Should We Discharge Patients from Care?

The patient typically will be evaluated and come for several follow-up visits.  The patient will eventually be discharged from care whether it is to continue a self-management program or referred to another provider for further assessment.

But here’s a thought, why do we discharge patients? Why do we have a start and an end point?

In my opinion, patient care is continuous.  Receiving care never stops.  Receiving care doesn’t have to be a doctors visit or appointment.  It can also be a sense of certainty and knowing your healthcare professional is managing your care, even when the patient isn’t physically present.

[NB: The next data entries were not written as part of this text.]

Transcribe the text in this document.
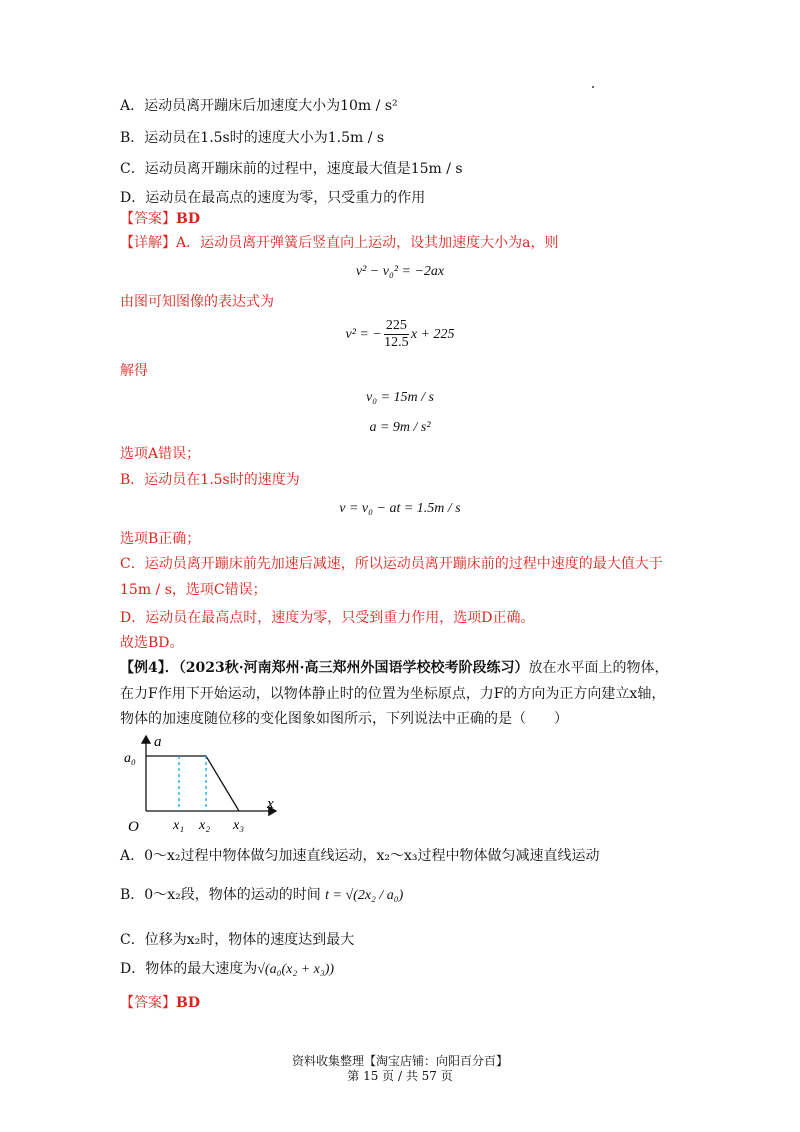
A．运动员离开蹦床后加速度大小为10m / s²
B．运动员在1.5s时的速度大小为1.5m / s
C．运动员离开蹦床前的过程中，速度最大值是15m / s
D．运动员在最高点的速度为零，只受重力的作用
【答案】BD
【详解】A．运动员离开弹簧后竖直向上运动，设其加速度大小为a，则
v² − v₀² = −2ax
由图可知图像的表达式为
v² = − $\frac{225}{12.5}$ x + 225
解得
v₀ = 15m / s
a = 9m / s²
选项A错误；
B．运动员在1.5s时的速度为
v = v₀ − at = 1.5m / s
选项B正确；
C．运动员离开蹦床前先加速后减速，所以运动员离开蹦床前的过程中速度的最大值大于
15m / s，选项C错误；
D．运动员在最高点时，速度为零，只受到重力作用，选项D正确。
故选BD。
【例4】．（2023秋·河南郑州·高三郑州外国语学校校考阶段练习）放在水平面上的物体，
在力F作用下开始运动，以物体静止时的位置为坐标原点，力F的方向为正方向建立x轴，
物体的加速度随位移的变化图象如图所示，下列说法中正确的是（　　）
a
x
O
a₀
x₁ x₂ x₃
A．0～x₂过程中物体做匀加速直线运动，x₂～x₃过程中物体做匀减速直线运动
B．0～x₂段，物体的运动的时间 t = √(2x₂ / a₀)
C．位移为x₂时，物体的速度达到最大
D．物体的最大速度为√(a₀(x₂ + x₃))
【答案】BD
资料收集整理【淘宝店铺：向阳百分百】
第 15 页 / 共 57 页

Perhaps we need to change the structure a bit.  Instead, we should refer to each time the patient sees the healthcare professional as an “episode of care”.  This episode of care is just one point in the patient’s continuum of care.  Sometimes we may need to see a provider more than once in a year, or maybe we don’t have to seem them for many years.  Fact of the matter is the continuous loop doesn’t change. 

Perhaps the structure should look more like this:

Should We Discharge Patients from Care?

Maybe we think too linearly when we are seeing patients in our clinics.  Perhaps we need to think more long-term and understand how our patients will need guidance at some points in their lives.  So, maybe let’s try to keep open lines of care to our patients so they have an opportunity to learn how to manage their respective episodes of care.

Managing an individual’s health should be a continuous process.